Commentary: Child advocates released an analysis of the child care assistance program that they hope will have an impact on how the Children, Youth and Families Department (CYFD) spends an additional $20 million in federal funding. The new funding will come through the Child Care and Development Block Grant (CCDBG), which was recently increased by Congress. As CYFD begins its public hearings this week on how best to utilize the funds, policy analysts have this recommendation: fix the cliff effect.
The new report from New Mexico Voices for Children, “The Cliff Effect: One Step Forward, Two Steps Back,” explains the cliff effect and how it hurts low-income families, particularly those with young children.
“The cliff effect is what happens when you receive an increase in your income that’s large enough to put you over the eligibility threshold for assistance but is not as large as the value of the benefits it will cause you to lose,” said James Jimenez, Executive Director of NM Voices.
“Work supports like child care assistance should help families improve their economic well-being. But when they act as a disincentive for accepting a raise in pay or promotion, they are working against the optimal outcome,” he added.

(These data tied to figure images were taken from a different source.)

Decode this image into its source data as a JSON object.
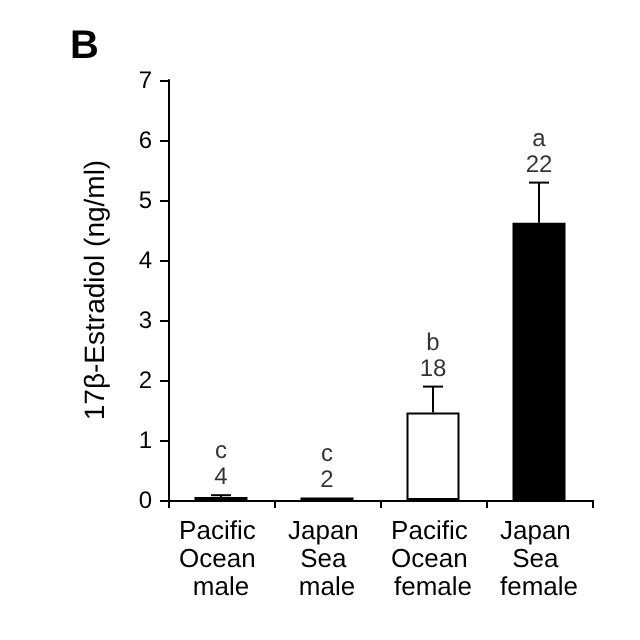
{
  "chart_data": {
    "type": "bar",
    "title": "B",
    "ylabel": "17β-Estradiol (ng/ml)",
    "categories": [
      "Pacific Ocean male",
      "Japan Sea male",
      "Pacific Ocean female",
      "Japan Sea female"
    ],
    "values": [
      0.05,
      0.04,
      1.46,
      4.62
    ],
    "errors": [
      0.03,
      null,
      0.43,
      0.67
    ],
    "colors": [
      "#000000",
      "#000000",
      "#ffffff",
      "#000000"
    ],
    "ylim": [
      0,
      7
    ],
    "yticks": [
      0,
      1,
      2,
      3,
      4,
      5,
      6,
      7
    ],
    "grid": false,
    "annotations": [
      {
        "text": "c\n4",
        "x": "Pacific Ocean male",
        "y": 0.08
      },
      {
        "text": "c\n2",
        "x": "Japan Sea male",
        "y": 0.04
      },
      {
        "text": "b\n18",
        "x": "Pacific Ocean female",
        "y": 1.89
      },
      {
        "text": "a\n22",
        "x": "Japan Sea female",
        "y": 5.29
      }
    ]
  }
}
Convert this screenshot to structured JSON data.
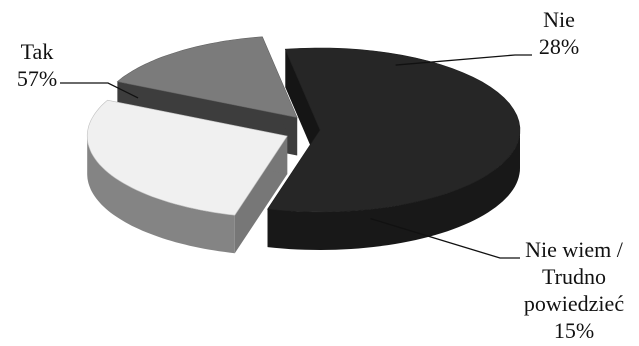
{
  "chart_data": {
    "type": "pie",
    "style": "3d-exploded",
    "title": "",
    "slices": [
      {
        "name": "Tak",
        "label": "Tak",
        "value": 57,
        "value_label": "57%",
        "color": "#262626"
      },
      {
        "name": "Nie",
        "label": "Nie",
        "value": 28,
        "value_label": "28%",
        "color": "#f0f0f0"
      },
      {
        "name": "Nie wiem / Trudno powiedzieć",
        "label_lines": [
          "Nie wiem /",
          "Trudno",
          "powiedzieć"
        ],
        "value": 15,
        "value_label": "15%",
        "color": "#7b7b7b"
      }
    ]
  }
}
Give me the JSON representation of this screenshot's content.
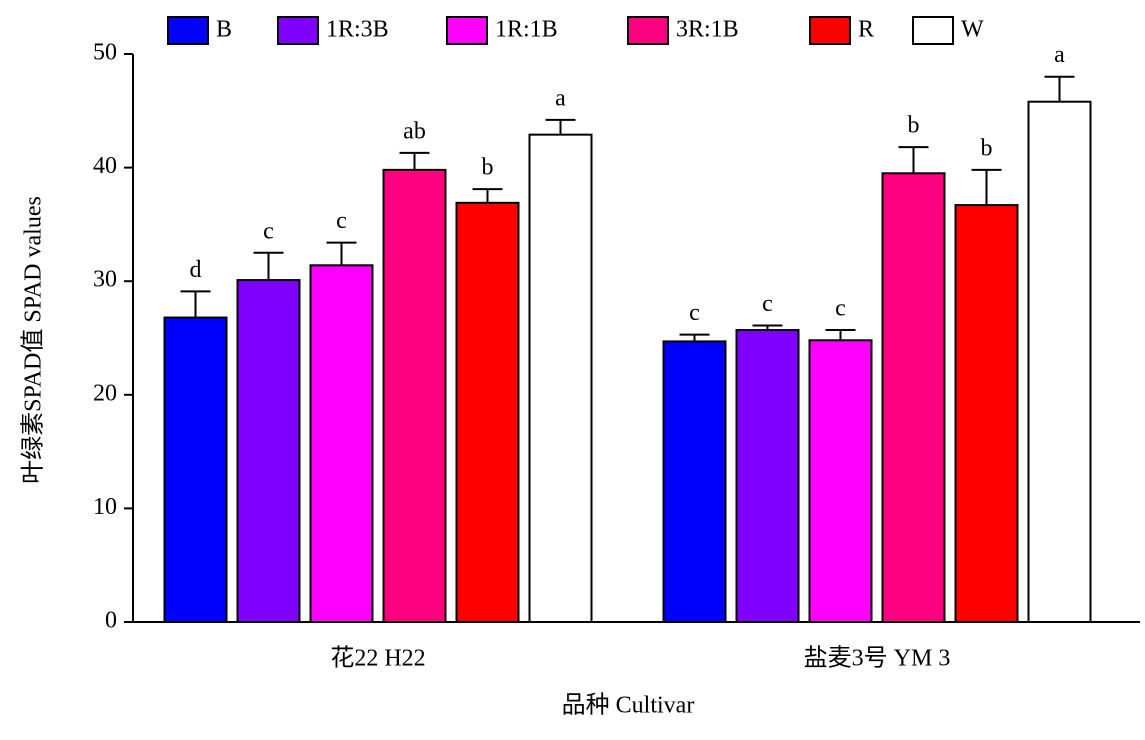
{
  "chart_data": {
    "type": "bar",
    "xlabel": "品种 Cultivar",
    "ylabel": "叶绿素SPAD值 SPAD values",
    "categories": [
      "花22 H22",
      "盐麦3号 YM 3"
    ],
    "series": [
      {
        "name": "B",
        "color": "#0000ff",
        "values": [
          26.8,
          24.7
        ],
        "errors": [
          2.3,
          0.6
        ],
        "letters": [
          "d",
          "c"
        ]
      },
      {
        "name": "1R:3B",
        "color": "#8000ff",
        "values": [
          30.1,
          25.7
        ],
        "errors": [
          2.4,
          0.4
        ],
        "letters": [
          "c",
          "c"
        ]
      },
      {
        "name": "1R:1B",
        "color": "#ff00ff",
        "values": [
          31.4,
          24.8
        ],
        "errors": [
          2.0,
          0.9
        ],
        "letters": [
          "c",
          "c"
        ]
      },
      {
        "name": "3R:1B",
        "color": "#ff0080",
        "values": [
          39.8,
          39.5
        ],
        "errors": [
          1.5,
          2.3
        ],
        "letters": [
          "ab",
          "b"
        ]
      },
      {
        "name": "R",
        "color": "#ff0000",
        "values": [
          36.9,
          36.7
        ],
        "errors": [
          1.2,
          3.1
        ],
        "letters": [
          "b",
          "b"
        ]
      },
      {
        "name": "W",
        "color": "#ffffff",
        "values": [
          42.9,
          45.8
        ],
        "errors": [
          1.3,
          2.2
        ],
        "letters": [
          "a",
          "a"
        ]
      }
    ],
    "ylim": [
      0,
      50
    ],
    "yticks": [
      0,
      10,
      20,
      30,
      40,
      50
    ],
    "legend": "top"
  }
}
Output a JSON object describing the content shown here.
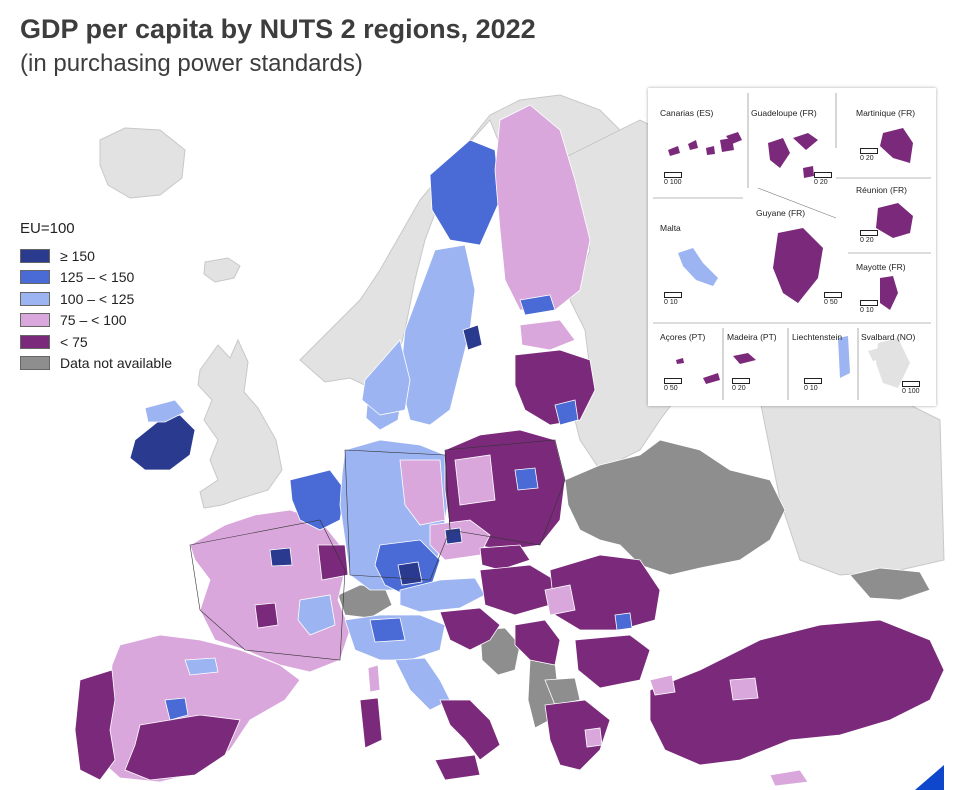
{
  "title": "GDP per capita by NUTS 2 regions, 2022",
  "subtitle": "(in purchasing power standards)",
  "legend": {
    "title": "EU=100",
    "items": [
      {
        "label": "≥ 150",
        "color": "#2a3b8f"
      },
      {
        "label": "125 – < 150",
        "color": "#4a6ad6"
      },
      {
        "label": "100 – < 125",
        "color": "#9db4f2"
      },
      {
        "label": "75 – < 100",
        "color": "#d9a7dc"
      },
      {
        "label": "< 75",
        "color": "#7b2a7b"
      },
      {
        "label": "Data not available",
        "color": "#8e8e8e"
      }
    ]
  },
  "insets": [
    {
      "name": "Canarias (ES)",
      "scale": "0   100"
    },
    {
      "name": "Guadeloupe (FR)",
      "scale": "0   20"
    },
    {
      "name": "Martinique (FR)",
      "scale": "0   20"
    },
    {
      "name": "Réunion (FR)",
      "scale": "0   20"
    },
    {
      "name": "Malta",
      "scale": "0   10"
    },
    {
      "name": "Guyane (FR)",
      "scale": "0   50"
    },
    {
      "name": "Mayotte (FR)",
      "scale": "0   10"
    },
    {
      "name": "Açores (PT)",
      "scale": "0   50"
    },
    {
      "name": "Madeira (PT)",
      "scale": "0   20"
    },
    {
      "name": "Liechtenstein",
      "scale": "0   10"
    },
    {
      "name": "Svalbard (NO)",
      "scale": "0 100"
    }
  ],
  "colors": {
    "background_land": "#e2e2e2",
    "sea": "#ffffff",
    "accent": "#0e47cb"
  }
}
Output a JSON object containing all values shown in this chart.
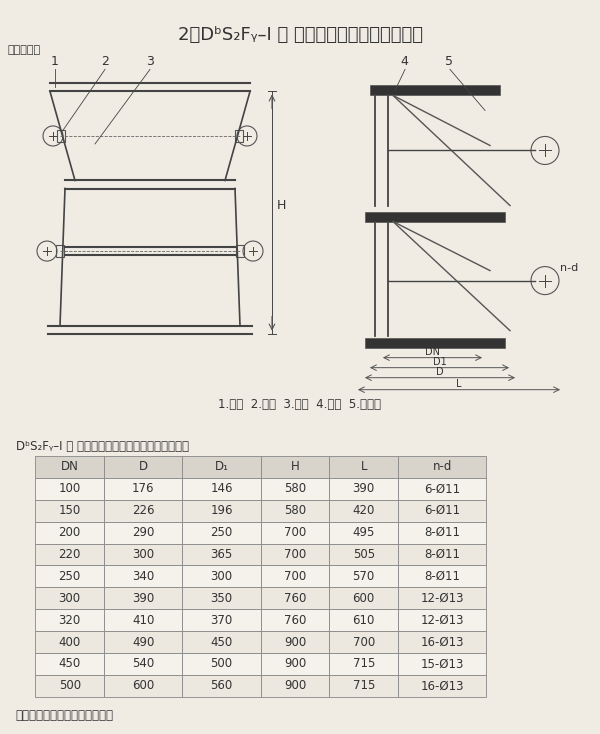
{
  "title": "2、DᵇS₂Fᵧ–Ⅰ 型 双层单门重锤式锁风翻板阀",
  "subtitle": "外形结构图",
  "table_title": "DᵇS₂Fᵧ–Ⅰ 型 双层单门重锤式锁风翻板阀技术参数",
  "note": "注：本阀可按用户要求设计制造",
  "caption": "1.阀体  2.阀轴  3.重锤  4.阀板  5.重锤柄",
  "headers": [
    "DN",
    "D",
    "D₁",
    "H",
    "L",
    "n-d"
  ],
  "rows": [
    [
      "100",
      "176",
      "146",
      "580",
      "390",
      "6-Ø11"
    ],
    [
      "150",
      "226",
      "196",
      "580",
      "420",
      "6-Ø11"
    ],
    [
      "200",
      "290",
      "250",
      "700",
      "495",
      "8-Ø11"
    ],
    [
      "220",
      "300",
      "365",
      "700",
      "505",
      "8-Ø11"
    ],
    [
      "250",
      "340",
      "300",
      "700",
      "570",
      "8-Ø11"
    ],
    [
      "300",
      "390",
      "350",
      "760",
      "600",
      "12-Ø13"
    ],
    [
      "320",
      "410",
      "370",
      "760",
      "610",
      "12-Ø13"
    ],
    [
      "400",
      "490",
      "450",
      "900",
      "700",
      "16-Ø13"
    ],
    [
      "450",
      "540",
      "500",
      "900",
      "715",
      "15-Ø13"
    ],
    [
      "500",
      "600",
      "560",
      "900",
      "715",
      "16-Ø13"
    ]
  ],
  "bg_color": "#f0ece4",
  "line_color": "#555555",
  "text_color": "#333333",
  "table_header_bg": "#e8e4dc",
  "table_row_bg1": "#f5f2ec",
  "table_row_bg2": "#ece8e0"
}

The report shows that a typical family of three—comprised in the report of an adult, a baby, and a four-year-old—can receive child care assistance when they’re earning up to just above $40,000. At this income level, the family still spends about 18 percent of their income on child care co-pays. But if the family income increases by just one dollar, the family loses all child care assistance and has to pay the full cost of child care—which amounts to 38 percent of their income, or almost double what they paid before.
“This family would have to receive a 20 percent raise in pay to cover what they would lose in child care assistance from a much smaller pay raise,” Jimenez added.
“Many families that are faced with the cliff effect have to make terrible choices,” said Armelle Casau, PhD, who co-authored the report. “Some turn down a pay increase, while others have to rely on a lower-cost—which usually means lower-quality—child care situation. Work supports should be designed so that they help parents succeed.”
The $20 million in new federal CCDBG funding could free up state funding to increase the eligibility level for child care assistance to minimize the sudden loss of benefits.